Growing up in southern Cayuga county in the 60's, the long bus rides to and from school were made more entertaining by what came out of the AM radio speakers, pulled from the dashboard of some sedan and mounted along the interior roof line of the school bus. At some point in the late 60's, our bus driver got tired of WGVA in Geneva and switched over to 62-WHEN. It was a moment of triumph for great radio and opened up a whole new world of music, personality and news from Syracuse. The Cummings kids quickly discovered the powerful, 5000 watt signal at 620 was also the place to keep the transistor radios parked for good music and radio fun all day and into the evening. Sweet Dick, Jack Mindy, Jerry Morgan and all the others became part of our lives in those formative years...along with that dependable, top of the hour, five minute newscast.
Fast forward to April of 1978. I was two years out of college and working my third radio news job, at WTKO in Ithaca.
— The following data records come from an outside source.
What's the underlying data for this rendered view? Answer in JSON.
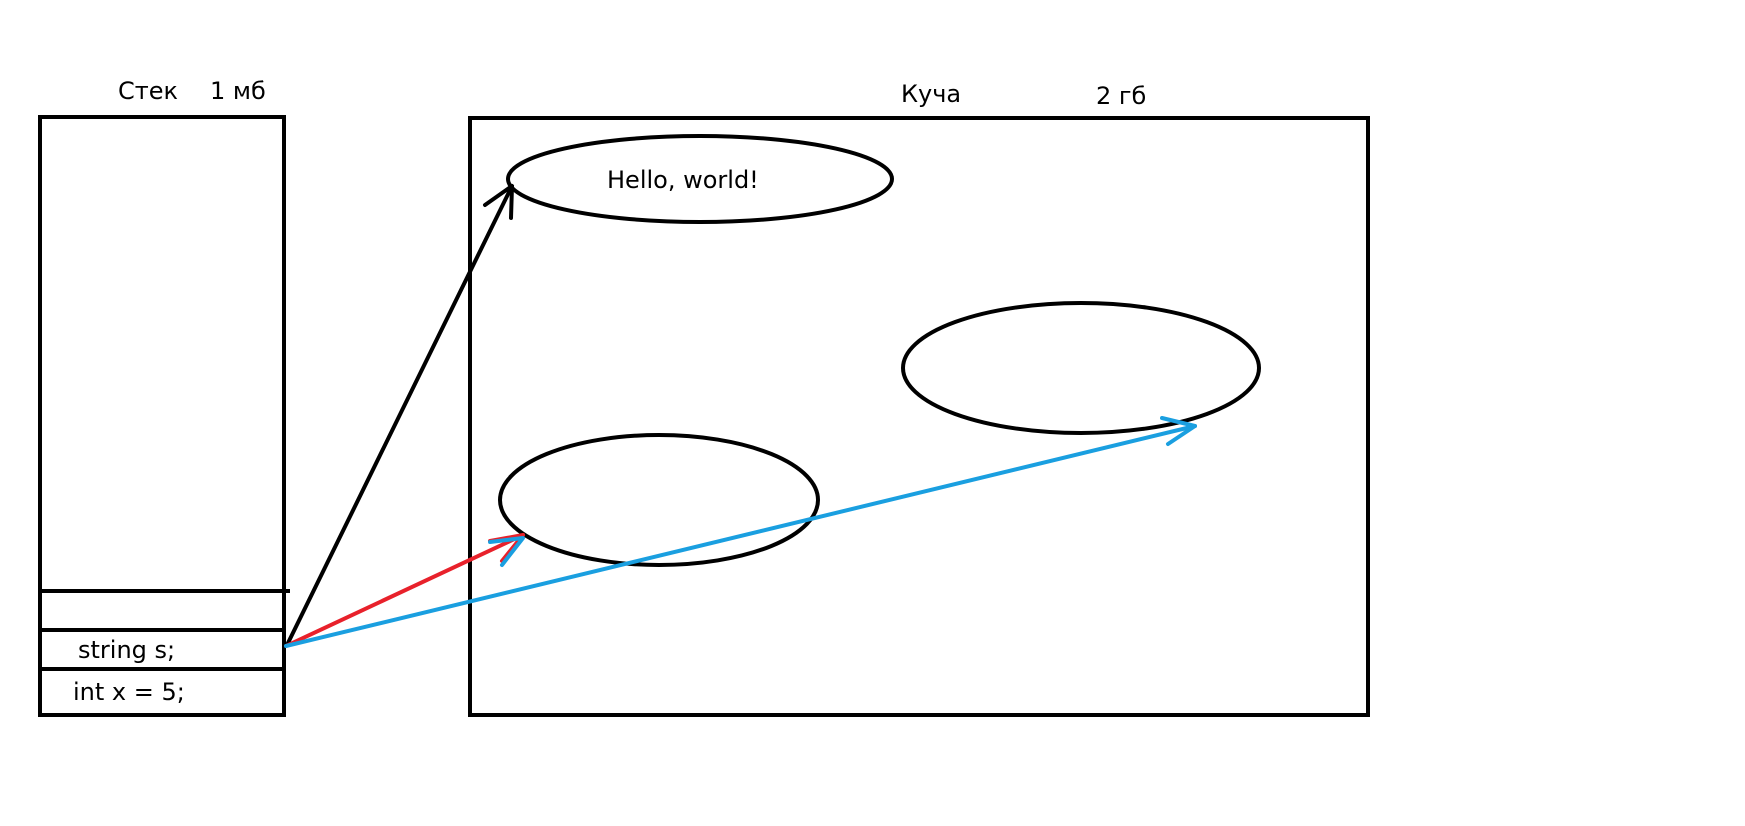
{
  "stack": {
    "title": "Стек",
    "size": "1 мб",
    "cells": [
      {
        "text": ""
      },
      {
        "text": "string s;"
      },
      {
        "text": "int x = 5;"
      }
    ]
  },
  "heap": {
    "title": "Куча",
    "size": "2 гб",
    "objects": [
      {
        "text": "Hello, world!"
      },
      {
        "text": ""
      },
      {
        "text": ""
      }
    ]
  },
  "colors": {
    "outline": "#000000",
    "arrow_black": "#000000",
    "arrow_red": "#e8212b",
    "arrow_blue": "#1a9fe0"
  }
}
I pick up the phone in the newsroom one day, and on the line is 62-WHEN News Director Bill Carey, offering me a job at the station I had always dreamed of working for. By the end of that month, I was on the job, anchoring midday news Monday through Friday and Sunday early mornings at one of the best radio news operations anywhere. Phil Markert was working his final week (of his first stint at WHEN), and I was working my first week. My first tour of duty at "Newswatch 62" ran from that Spring of 1978 through mid-summer of 1981. I got the chance to learn from the master (that would be Bill), and got to know a great bunch of young colleagues in news and music programming. The summertime softball with the Basebreakers (and late nights of celebration that followed the games) were a highlight of those years, indelibly printed in my heart and soul. Just as much as the news stories I reported and anchored, the music also sticks in my mind. The hit songs from that era will always be rooted in the memories at WHEN. It was also during this era, when we evolved the morning drive top of the hour newscast from 5 minutes, to ten minutes.
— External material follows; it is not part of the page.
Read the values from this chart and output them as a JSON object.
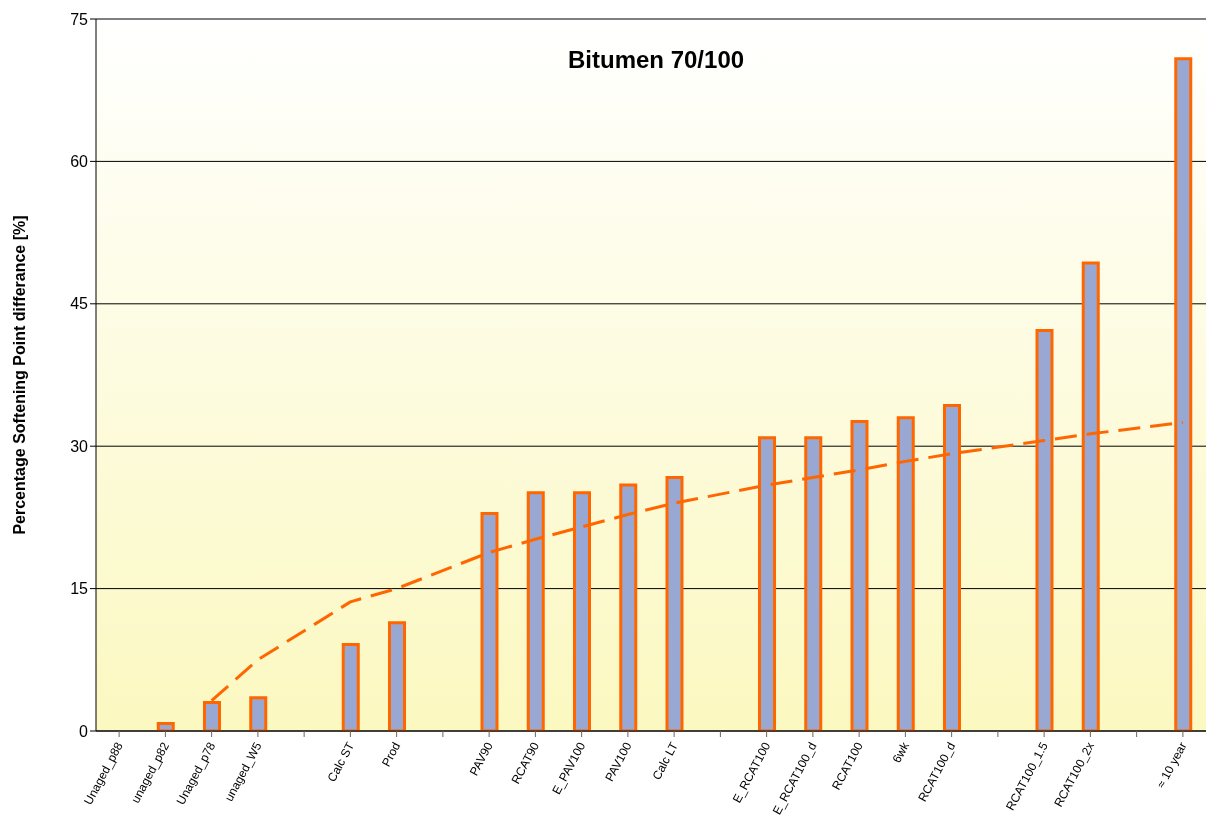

After spending two years getting my masters degree at Cornell, I was unable to resist the chance to rejoin 62-WHEN, again at the request of Bill Carey. In late 1983, he had an assignment editor opening, and I took it with nary a second thought. This time, my service at the studios along Old Liverpool Road would be shorter. I joined Newschannel 9 (then WIXT Eyewitness News) in December of 1984, more than ready to make the move to TV after my years on the street and on the air at 62-WHEN.
Under Bill's leadership, the news and public affairs programming at WHEN radio soared to a market leadership position. Those who toiled at that "other" station's radio newsroom, WSYR, might want to recall otherwise, but ratings, history and a long list of awards will testify to the dominance and the quality of the trademark local newscasts that all of Central New York came to rely on from 62-WHEN.
There will always be a sense in which radio news is broadcast journalism at its most pure, unadulterated best.
I often bemoan the decline of radio news in Central New York. but I also proudly recall the days when I had the opportunity to be part of something special at "Newswatch 62." The work we did together, and the friendships we made, will never be forgotten.